99-word first draft: “Ello, Keed, how have you bean?”
“Pepe LeGume! It’s tuff times, but I’m all right. You?”
“I am so very happy, Keed. You see dat post? No, not dat fence post, de post dat ever body read. I am mentioned in eet. So. I am real, no?”
“Reckon ya could pass fer real.”
“Keed, I been passed so much. Now I find dees ranch, I jes’ want to linger here and smell de roses.”
“Phew. I think ya dropped a rose.”
“Keed, I am going to cook beans for ever’body. Weeth bacon.”
“Fer real?”
“How you say? Darn tooting.”

59-word reduction of first draft: “Pepe, this might be a tuff question fer ya. How’d ya end up here at the ranch?”
“Keed, I am from south of the border, that ees, da border of Quebec. I snuck in weeth dat lead buckaroo when she crossed Quebec and Ontario returning to her headquarters in the Keweenaw.”
“LeGume! Yer a bean stalker!”
“Ees magical, no?”

9-word reduction of first draft: Legume blew in after the Writers Refuge, lingers still.

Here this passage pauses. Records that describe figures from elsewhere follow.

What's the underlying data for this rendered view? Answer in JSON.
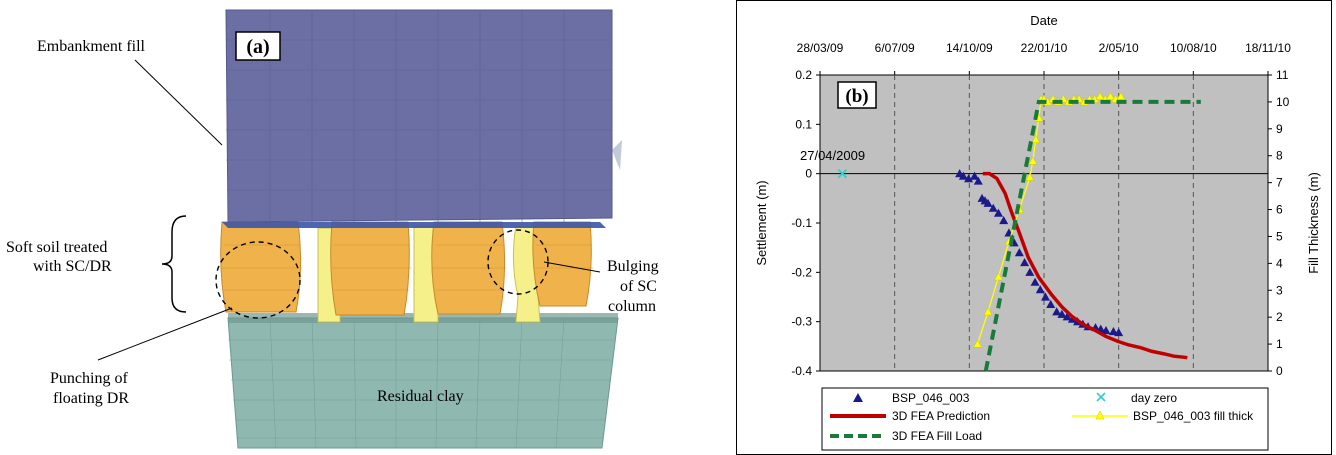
{
  "panel_a": {
    "tag": "(a)",
    "labels": {
      "embankment": "Embankment fill",
      "soft_soil_line1": "Soft soil treated",
      "soft_soil_line2": "with SC/DR",
      "punching_line1": "Punching of",
      "punching_line2": "floating DR",
      "residual": "Residual clay",
      "bulging_line1": "Bulging",
      "bulging_line2": "of SC",
      "bulging_line3": "column"
    },
    "colors": {
      "embankment": "#6b6fa3",
      "column_orange": "#f0b24a",
      "column_yellow": "#f5f08a",
      "clay": "#8fb8b0"
    }
  },
  "chart_data": {
    "type": "line",
    "tag": "(b)",
    "top_axis_title": "Date",
    "top_ticks": [
      "28/03/09",
      "6/07/09",
      "14/10/09",
      "22/01/10",
      "2/05/10",
      "10/08/10",
      "18/11/10"
    ],
    "ylabel_left": "Settlement (m)",
    "ylabel_right": "Fill Thickness (m)",
    "ylim_left": [
      -0.4,
      0.2
    ],
    "yticks_left": [
      "0.2",
      "0.1",
      "0",
      "-0.1",
      "-0.2",
      "-0.3",
      "-0.4"
    ],
    "ylim_right": [
      0,
      11
    ],
    "yticks_right": [
      "11",
      "10",
      "9",
      "8",
      "7",
      "6",
      "5",
      "4",
      "3",
      "2",
      "1",
      "0"
    ],
    "xlim": [
      "28/03/09",
      "18/11/10"
    ],
    "annotation": "27/04/2009",
    "background": "#c0c0c0",
    "grid": "vertical dashed",
    "legend_position": "bottom",
    "series": [
      {
        "name": "BSP_046_003",
        "axis": "left",
        "kind": "scatter",
        "marker": "triangle",
        "color": "#1a1a8c",
        "x": [
          "2009-10-01",
          "2009-10-06",
          "2009-10-13",
          "2009-10-21",
          "2009-10-26",
          "2009-10-31",
          "2009-11-04",
          "2009-11-08",
          "2009-11-15",
          "2009-11-22",
          "2009-11-29",
          "2009-12-06",
          "2009-12-13",
          "2009-12-20",
          "2009-12-27",
          "2010-01-03",
          "2010-01-10",
          "2010-01-17",
          "2010-01-24",
          "2010-01-31",
          "2010-02-08",
          "2010-02-15",
          "2010-02-22",
          "2010-03-01",
          "2010-03-08",
          "2010-03-15",
          "2010-03-22",
          "2010-04-01",
          "2010-04-08",
          "2010-04-15",
          "2010-04-25",
          "2010-05-02"
        ],
        "y": [
          0.0,
          -0.005,
          -0.01,
          -0.005,
          -0.015,
          -0.05,
          -0.055,
          -0.06,
          -0.07,
          -0.08,
          -0.095,
          -0.12,
          -0.14,
          -0.16,
          -0.18,
          -0.2,
          -0.22,
          -0.235,
          -0.25,
          -0.265,
          -0.28,
          -0.285,
          -0.29,
          -0.295,
          -0.3,
          -0.305,
          -0.31,
          -0.312,
          -0.315,
          -0.318,
          -0.32,
          -0.322
        ]
      },
      {
        "name": "day zero",
        "axis": "left",
        "kind": "scatter",
        "marker": "x",
        "color": "#33cccc",
        "x": [
          "2009-04-27"
        ],
        "y": [
          0
        ]
      },
      {
        "name": "3D FEA Prediction",
        "axis": "left",
        "kind": "line",
        "color": "#c00000",
        "x": [
          "2009-11-01",
          "2009-11-10",
          "2009-11-20",
          "2009-12-01",
          "2009-12-10",
          "2009-12-20",
          "2010-01-01",
          "2010-01-15",
          "2010-02-01",
          "2010-02-15",
          "2010-03-01",
          "2010-03-15",
          "2010-04-01",
          "2010-04-15",
          "2010-05-01",
          "2010-05-15",
          "2010-06-01",
          "2010-06-15",
          "2010-07-01",
          "2010-07-15",
          "2010-07-28",
          "2010-08-02"
        ],
        "y": [
          0.0,
          0.0,
          -0.01,
          -0.04,
          -0.08,
          -0.12,
          -0.17,
          -0.21,
          -0.245,
          -0.27,
          -0.29,
          -0.305,
          -0.318,
          -0.33,
          -0.34,
          -0.347,
          -0.353,
          -0.36,
          -0.365,
          -0.37,
          -0.372,
          -0.373
        ]
      },
      {
        "name": "BSP_046_003 fill thick",
        "axis": "right",
        "kind": "line",
        "marker": "triangle",
        "color": "#ffff00",
        "x": [
          "2009-10-25",
          "2009-11-08",
          "2009-11-22",
          "2009-12-06",
          "2009-12-20",
          "2010-01-03",
          "2010-01-07",
          "2010-01-11",
          "2010-01-15",
          "2010-01-18",
          "2010-01-22",
          "2010-01-27",
          "2010-02-03",
          "2010-02-10",
          "2010-02-17",
          "2010-02-24",
          "2010-03-03",
          "2010-03-10",
          "2010-03-17",
          "2010-03-24",
          "2010-03-31",
          "2010-04-07",
          "2010-04-14",
          "2010-04-21",
          "2010-04-28",
          "2010-05-05"
        ],
        "y": [
          1.0,
          2.2,
          3.5,
          4.8,
          6.0,
          7.2,
          7.8,
          8.6,
          9.4,
          10.1,
          10.1,
          10.0,
          10.1,
          10.0,
          10.1,
          10.0,
          10.1,
          10.1,
          10.0,
          10.1,
          10.1,
          10.2,
          10.1,
          10.2,
          10.1,
          10.2
        ]
      },
      {
        "name": "3D FEA Fill Load",
        "axis": "right",
        "kind": "line",
        "dashed": true,
        "color": "#1a7a3a",
        "x": [
          "2009-11-05",
          "2010-01-15",
          "2010-08-20"
        ],
        "y": [
          0,
          10,
          10
        ]
      }
    ],
    "legend": [
      "BSP_046_003",
      "day zero",
      "3D FEA Prediction",
      "BSP_046_003 fill thick",
      "3D FEA Fill Load"
    ]
  }
}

99-word revision of first draft: Beans are magical. Not Jack’s magic beans, not the magical fruit that’s good for your heart; something more is encased in those symmetrical shells.
The magic of plants and cycles is revealed to young children who can easily observe a plant unfold from the hard bean; can plant them, watch them grow, flower, and bear more beans.
A great source of protein, traditions and stories are revealed through the preparations, memories stirred, savored, and shared. Beans are the humble communion of gatherings and of campfires, the places where friendships are forged and where magic unfolds like a favorite story.